McClendon had sought a special-use permit from the city, required to operate a bed and breakfast at the two-bedroom apartment where the infamous Barrow gang holed up for 12 days before shooting its way out and killing two lawmen in the fray.
McClendon said he has stocked the apartment with books, copies of a BBC documentary shown on the History Channel, movies and law enforcement reports regarding the notorious guests and their departing shootout.
Designations
The apartment has recently been designated a state and national historic site and placed on the National Register of Historic Places.
McClendon’s supporters on the effort included Allen Shirley, a Joplin man who is vice chairman of the Missouri Advisory Council on Historic Preservation; Doris Carlin a Joplin real estate agent who assisted the city in adopting historic preservation ordinances and establishing a local commission; and others, including a next-door neighbor.
Shirley told the council that state and federal authorities spent about two years verifying and researching before granting historic status to the property. “It would seem to me rather wasteful to now let it sit and be underutilized.”
He said there already is a bed and breakfast in the neighborhood, four blocks from the McClendon property. He said it is the same type of construction with the same parking, but did not generate opposition from the neighborhood.
Scott Hutson, an owner of Cycle Connection Harley-Davidson Buell, located south of the neighborhood, said Joplin is known worldwide as a historic Bonnie and Clyde site. He often is asked about the site or for directions to it by customers visiting his shop.
“It’s just as important (to Joplin) as Route 66,” he said. “It’s a story that’s traveled worldwide.
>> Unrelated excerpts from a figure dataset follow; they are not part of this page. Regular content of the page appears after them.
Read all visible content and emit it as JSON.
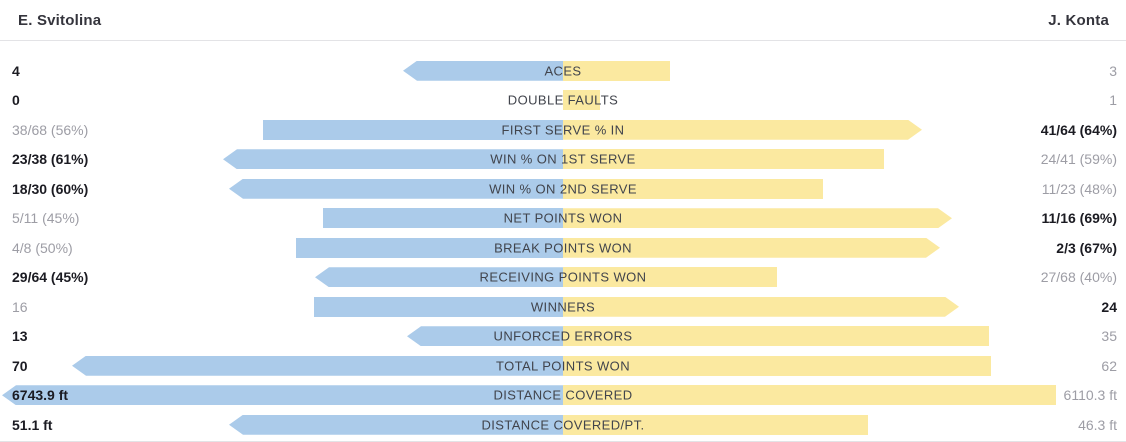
{
  "header": {
    "left_player": "E. Svitolina",
    "right_player": "J. Konta"
  },
  "colors": {
    "left_bar": "#abcbea",
    "right_bar": "#fbe9a0",
    "bold_text": "#1b1b22",
    "muted_text": "#9d9da5",
    "label_text": "#41444c",
    "divider": "#e3e3e6",
    "background": "#ffffff"
  },
  "chart_data": {
    "type": "bar",
    "orientation": "diverging-horizontal",
    "title": "",
    "legend_position": "none",
    "grid": false,
    "categories": [
      "ACES",
      "DOUBLE FAULTS",
      "FIRST SERVE % IN",
      "WIN % ON 1ST SERVE",
      "WIN % ON 2ND SERVE",
      "NET POINTS WON",
      "BREAK POINTS WON",
      "RECEIVING POINTS WON",
      "WINNERS",
      "UNFORCED ERRORS",
      "TOTAL POINTS WON",
      "DISTANCE COVERED",
      "DISTANCE COVERED/PT."
    ],
    "series": [
      {
        "name": "E. Svitolina",
        "side": "left",
        "values": [
          4,
          0,
          56,
          61,
          60,
          45,
          50,
          45,
          16,
          13,
          70,
          6743.9,
          51.1
        ],
        "display": [
          "4",
          "0",
          "38/68 (56%)",
          "23/38 (61%)",
          "18/30 (60%)",
          "5/11 (45%)",
          "4/8 (50%)",
          "29/64 (45%)",
          "16",
          "13",
          "70",
          "6743.9 ft",
          "51.1 ft"
        ]
      },
      {
        "name": "J. Konta",
        "side": "right",
        "values": [
          3,
          1,
          64,
          59,
          48,
          69,
          67,
          40,
          24,
          35,
          62,
          6110.3,
          46.3
        ],
        "display": [
          "3",
          "1",
          "41/64 (64%)",
          "24/41 (59%)",
          "11/23 (48%)",
          "11/16 (69%)",
          "2/3 (67%)",
          "27/68 (40%)",
          "24",
          "35",
          "62",
          "6110.3 ft",
          "46.3 ft"
        ]
      }
    ]
  },
  "rows": [
    {
      "label": "ACES",
      "left_text": "4",
      "left_bold": true,
      "right_text": "3",
      "right_bold": false,
      "arrow": "left",
      "left_w": 160,
      "right_w": 107
    },
    {
      "label": "DOUBLE FAULTS",
      "left_text": "0",
      "left_bold": true,
      "right_text": "1",
      "right_bold": false,
      "arrow": "none",
      "left_w": 0,
      "right_w": 37
    },
    {
      "label": "FIRST SERVE % IN",
      "left_text": "38/68 (56%)",
      "left_bold": false,
      "right_text": "41/64 (64%)",
      "right_bold": true,
      "arrow": "right",
      "left_w": 300,
      "right_w": 359
    },
    {
      "label": "WIN % ON 1ST SERVE",
      "left_text": "23/38 (61%)",
      "left_bold": true,
      "right_text": "24/41 (59%)",
      "right_bold": false,
      "arrow": "left",
      "left_w": 340,
      "right_w": 321
    },
    {
      "label": "WIN % ON 2ND SERVE",
      "left_text": "18/30 (60%)",
      "left_bold": true,
      "right_text": "11/23 (48%)",
      "right_bold": false,
      "arrow": "left",
      "left_w": 334,
      "right_w": 260
    },
    {
      "label": "NET POINTS WON",
      "left_text": "5/11 (45%)",
      "left_bold": false,
      "right_text": "11/16 (69%)",
      "right_bold": true,
      "arrow": "right",
      "left_w": 240,
      "right_w": 389
    },
    {
      "label": "BREAK POINTS WON",
      "left_text": "4/8 (50%)",
      "left_bold": false,
      "right_text": "2/3 (67%)",
      "right_bold": true,
      "arrow": "right",
      "left_w": 267,
      "right_w": 377
    },
    {
      "label": "RECEIVING POINTS WON",
      "left_text": "29/64 (45%)",
      "left_bold": true,
      "right_text": "27/68 (40%)",
      "right_bold": false,
      "arrow": "left",
      "left_w": 248,
      "right_w": 214
    },
    {
      "label": "WINNERS",
      "left_text": "16",
      "left_bold": false,
      "right_text": "24",
      "right_bold": true,
      "arrow": "right",
      "left_w": 249,
      "right_w": 396
    },
    {
      "label": "UNFORCED ERRORS",
      "left_text": "13",
      "left_bold": true,
      "right_text": "35",
      "right_bold": false,
      "arrow": "left",
      "left_w": 156,
      "right_w": 426
    },
    {
      "label": "TOTAL POINTS WON",
      "left_text": "70",
      "left_bold": true,
      "right_text": "62",
      "right_bold": false,
      "arrow": "left",
      "left_w": 491,
      "right_w": 428
    },
    {
      "label": "DISTANCE COVERED",
      "left_text": "6743.9 ft",
      "left_bold": true,
      "right_text": "6110.3 ft",
      "right_bold": false,
      "arrow": "left",
      "left_w": 561,
      "right_w": 493
    },
    {
      "label": "DISTANCE COVERED/PT.",
      "left_text": "51.1 ft",
      "left_bold": true,
      "right_text": "46.3 ft",
      "right_bold": false,
      "arrow": "left",
      "left_w": 334,
      "right_w": 305
    }
  ]
}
Our city will always be linked, whether we try to ignore it or not, to Bonnie and Clyde.”
Carlin said that sustainable tourism helps to underpin local economies and that people are drawn to the places where they can tell nostalgic stories. “It’s all about our stories. Bonnie and Clyde is a story that brings people to our city.”
Carter Lee, who lives next door to the site, spoke in favor of the permit, saying he does not condone the violence Bonnie and Clyde’s story represents. “But it is history. There is historic significance, and that’s what should be respected.”